No, I, uh, my sense is just the velocity of the plane and the fact that you have a plane filled with fuel hitting that building, uh, that burned, uh, the velocity of that plane, uh, certainly, uh, uh, had an impact on the structure itself, and then the fact that it burned and you had that intense heat, uh, probably weakened the structure as well, uh, and I think it, uh, was, uh, simply the, uh, the planes hitting the buildings… causing the collapse.

Other examples are the many youtube videos of pumpkins and other fruits and vegetables being shot through pickups, proving how fast moving objects can travel through steel.

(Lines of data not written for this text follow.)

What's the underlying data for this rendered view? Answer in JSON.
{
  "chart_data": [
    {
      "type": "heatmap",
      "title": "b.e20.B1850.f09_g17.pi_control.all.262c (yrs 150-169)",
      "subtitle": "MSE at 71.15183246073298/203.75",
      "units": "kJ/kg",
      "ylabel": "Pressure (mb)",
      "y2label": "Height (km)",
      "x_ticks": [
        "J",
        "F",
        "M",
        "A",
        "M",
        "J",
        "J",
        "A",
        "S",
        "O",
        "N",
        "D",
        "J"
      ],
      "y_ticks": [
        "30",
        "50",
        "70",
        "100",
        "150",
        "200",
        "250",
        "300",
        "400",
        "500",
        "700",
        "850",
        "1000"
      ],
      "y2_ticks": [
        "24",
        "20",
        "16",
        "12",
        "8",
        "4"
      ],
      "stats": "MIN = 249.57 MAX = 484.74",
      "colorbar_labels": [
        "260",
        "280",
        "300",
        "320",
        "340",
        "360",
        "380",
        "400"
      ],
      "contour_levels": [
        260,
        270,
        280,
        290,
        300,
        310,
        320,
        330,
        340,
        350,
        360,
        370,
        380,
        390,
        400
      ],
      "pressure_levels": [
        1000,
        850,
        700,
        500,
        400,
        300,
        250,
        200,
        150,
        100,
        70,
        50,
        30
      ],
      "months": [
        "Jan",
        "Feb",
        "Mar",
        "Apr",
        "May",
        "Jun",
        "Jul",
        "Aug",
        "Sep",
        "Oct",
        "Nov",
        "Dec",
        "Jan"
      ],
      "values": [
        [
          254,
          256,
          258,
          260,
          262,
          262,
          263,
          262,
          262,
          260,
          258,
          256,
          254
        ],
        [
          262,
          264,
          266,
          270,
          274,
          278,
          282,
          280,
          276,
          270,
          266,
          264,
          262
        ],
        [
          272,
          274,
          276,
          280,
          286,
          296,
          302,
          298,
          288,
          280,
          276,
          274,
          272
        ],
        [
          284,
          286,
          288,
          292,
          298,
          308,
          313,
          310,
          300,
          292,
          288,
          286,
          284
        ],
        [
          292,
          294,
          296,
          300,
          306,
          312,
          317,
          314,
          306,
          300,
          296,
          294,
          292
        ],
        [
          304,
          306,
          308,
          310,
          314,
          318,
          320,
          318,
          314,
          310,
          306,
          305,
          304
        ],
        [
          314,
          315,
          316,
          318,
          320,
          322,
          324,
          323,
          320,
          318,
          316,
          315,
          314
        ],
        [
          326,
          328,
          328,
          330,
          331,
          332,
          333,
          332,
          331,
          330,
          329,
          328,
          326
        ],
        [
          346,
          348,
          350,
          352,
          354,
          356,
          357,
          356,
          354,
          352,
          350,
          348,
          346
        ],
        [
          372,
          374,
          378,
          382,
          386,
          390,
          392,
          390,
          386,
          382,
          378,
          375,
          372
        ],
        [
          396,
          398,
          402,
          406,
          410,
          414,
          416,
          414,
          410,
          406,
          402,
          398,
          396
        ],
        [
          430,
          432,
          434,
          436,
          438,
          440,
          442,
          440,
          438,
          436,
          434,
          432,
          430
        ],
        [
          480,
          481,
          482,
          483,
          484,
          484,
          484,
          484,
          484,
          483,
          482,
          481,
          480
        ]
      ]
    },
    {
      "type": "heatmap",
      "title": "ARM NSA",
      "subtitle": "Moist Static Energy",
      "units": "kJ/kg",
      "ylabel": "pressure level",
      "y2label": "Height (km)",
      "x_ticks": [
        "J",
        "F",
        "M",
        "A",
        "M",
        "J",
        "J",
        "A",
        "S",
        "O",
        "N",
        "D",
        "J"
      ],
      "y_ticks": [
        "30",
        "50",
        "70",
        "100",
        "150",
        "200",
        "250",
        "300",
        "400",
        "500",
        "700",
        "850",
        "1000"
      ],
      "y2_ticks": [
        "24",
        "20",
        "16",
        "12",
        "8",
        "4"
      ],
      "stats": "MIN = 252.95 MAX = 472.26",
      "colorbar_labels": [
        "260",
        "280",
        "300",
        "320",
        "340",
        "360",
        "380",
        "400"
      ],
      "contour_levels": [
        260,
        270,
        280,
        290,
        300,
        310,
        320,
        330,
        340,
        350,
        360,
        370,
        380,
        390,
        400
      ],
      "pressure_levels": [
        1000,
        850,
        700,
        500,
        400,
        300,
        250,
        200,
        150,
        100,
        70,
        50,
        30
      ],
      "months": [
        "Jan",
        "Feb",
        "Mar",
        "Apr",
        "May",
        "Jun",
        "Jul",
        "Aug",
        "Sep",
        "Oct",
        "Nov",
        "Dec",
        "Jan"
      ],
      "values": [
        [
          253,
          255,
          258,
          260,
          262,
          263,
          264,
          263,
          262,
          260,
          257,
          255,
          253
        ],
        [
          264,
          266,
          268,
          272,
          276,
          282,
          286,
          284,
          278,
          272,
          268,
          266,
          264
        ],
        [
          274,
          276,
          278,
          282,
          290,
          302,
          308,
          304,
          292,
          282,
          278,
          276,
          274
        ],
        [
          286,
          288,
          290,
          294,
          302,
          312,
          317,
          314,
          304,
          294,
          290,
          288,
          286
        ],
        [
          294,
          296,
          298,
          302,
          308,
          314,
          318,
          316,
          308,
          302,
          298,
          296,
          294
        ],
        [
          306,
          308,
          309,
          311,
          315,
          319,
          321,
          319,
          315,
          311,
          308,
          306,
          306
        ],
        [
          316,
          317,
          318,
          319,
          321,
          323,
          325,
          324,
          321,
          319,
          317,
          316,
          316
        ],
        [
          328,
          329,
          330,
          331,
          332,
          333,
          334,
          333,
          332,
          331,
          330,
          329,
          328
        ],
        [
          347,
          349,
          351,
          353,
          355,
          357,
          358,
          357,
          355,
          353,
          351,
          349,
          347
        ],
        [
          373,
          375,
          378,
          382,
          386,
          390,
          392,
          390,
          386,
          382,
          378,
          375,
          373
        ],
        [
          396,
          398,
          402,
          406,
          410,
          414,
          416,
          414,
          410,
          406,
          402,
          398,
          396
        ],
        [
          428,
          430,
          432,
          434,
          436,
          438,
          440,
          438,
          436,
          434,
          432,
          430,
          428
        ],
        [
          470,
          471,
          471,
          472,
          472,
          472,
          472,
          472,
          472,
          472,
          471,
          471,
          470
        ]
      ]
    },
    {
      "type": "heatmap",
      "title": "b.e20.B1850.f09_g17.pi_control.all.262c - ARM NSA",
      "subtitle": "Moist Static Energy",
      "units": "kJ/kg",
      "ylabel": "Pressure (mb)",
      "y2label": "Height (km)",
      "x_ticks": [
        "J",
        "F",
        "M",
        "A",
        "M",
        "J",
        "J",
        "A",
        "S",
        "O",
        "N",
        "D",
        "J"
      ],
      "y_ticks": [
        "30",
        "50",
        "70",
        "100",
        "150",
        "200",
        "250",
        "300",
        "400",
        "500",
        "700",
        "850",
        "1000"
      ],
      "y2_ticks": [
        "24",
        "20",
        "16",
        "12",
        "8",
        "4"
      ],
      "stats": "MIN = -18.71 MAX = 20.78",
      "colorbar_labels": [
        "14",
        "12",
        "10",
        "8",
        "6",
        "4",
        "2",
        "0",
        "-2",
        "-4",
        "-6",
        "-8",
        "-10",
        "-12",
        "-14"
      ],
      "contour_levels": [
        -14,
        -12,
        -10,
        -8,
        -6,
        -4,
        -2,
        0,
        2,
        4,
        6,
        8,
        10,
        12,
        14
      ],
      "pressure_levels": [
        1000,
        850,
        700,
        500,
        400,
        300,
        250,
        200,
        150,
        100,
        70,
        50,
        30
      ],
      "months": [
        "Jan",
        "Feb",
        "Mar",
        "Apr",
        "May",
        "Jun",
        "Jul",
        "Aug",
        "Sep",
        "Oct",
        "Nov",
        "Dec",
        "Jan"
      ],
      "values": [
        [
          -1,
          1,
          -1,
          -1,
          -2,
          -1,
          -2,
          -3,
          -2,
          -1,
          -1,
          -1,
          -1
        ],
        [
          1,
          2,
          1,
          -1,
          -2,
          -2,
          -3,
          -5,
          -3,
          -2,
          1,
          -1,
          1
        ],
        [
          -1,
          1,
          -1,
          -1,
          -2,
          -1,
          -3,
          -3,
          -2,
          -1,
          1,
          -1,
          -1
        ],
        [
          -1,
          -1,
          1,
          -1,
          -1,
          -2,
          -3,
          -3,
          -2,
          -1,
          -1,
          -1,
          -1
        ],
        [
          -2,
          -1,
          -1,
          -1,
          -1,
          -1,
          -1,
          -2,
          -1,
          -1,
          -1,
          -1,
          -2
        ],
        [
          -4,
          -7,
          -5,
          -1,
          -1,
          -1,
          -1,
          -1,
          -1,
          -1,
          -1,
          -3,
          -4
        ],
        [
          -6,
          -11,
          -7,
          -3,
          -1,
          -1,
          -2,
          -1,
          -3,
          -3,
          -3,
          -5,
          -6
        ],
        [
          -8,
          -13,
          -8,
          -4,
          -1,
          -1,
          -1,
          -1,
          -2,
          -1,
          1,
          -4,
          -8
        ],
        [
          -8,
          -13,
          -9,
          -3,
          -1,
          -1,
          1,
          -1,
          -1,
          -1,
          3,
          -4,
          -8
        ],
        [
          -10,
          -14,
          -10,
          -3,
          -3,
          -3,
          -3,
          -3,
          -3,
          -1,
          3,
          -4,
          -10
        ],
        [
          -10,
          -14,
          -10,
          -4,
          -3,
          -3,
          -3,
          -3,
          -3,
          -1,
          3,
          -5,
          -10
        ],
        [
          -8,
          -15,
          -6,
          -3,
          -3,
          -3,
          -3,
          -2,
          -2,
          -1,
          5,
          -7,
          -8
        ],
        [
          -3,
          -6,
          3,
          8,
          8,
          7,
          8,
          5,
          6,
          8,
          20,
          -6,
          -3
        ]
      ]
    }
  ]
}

The trouble with the velocity theory is that planes are impossible to control and lose their engines at the speeds ascribed to the hijacked planes of 9/11. I mean physically lose their engines. They break off. And the plane that hit the Pentagon has its very own set of problems that even a Sully Sullenberger couldn’t overcome should he have been the unfortunate pilot at the help of Flight 77.

All that being said, I’m not blogging today to make a point about how planes hit the towers, or argue for or against specific conspiracy theories and how they stack up against the debunkers on the other side. I’m blogging about a teacher in Newburyport who in 2017 made the decision to include mention of Flight 175 in a math problem about calculating flight velocity. After a hew and cry from parents, even the superintendent of schools was forced to apologize.

“This was an exercise of poor judgment by the educator who intended to use the historical event as a mechanics to engage students in a thoughtful discussion,” Superintendent Viccaro said in a statement.

I can tell you from personal experience, people do not want to know the details about the towers falling, the Pentagon, or the planes. As time goes on, I feel less of a conspiracy theorist and more of a heretic. Science and open discussion might have been the biggest victims of the events of September 11, 2001.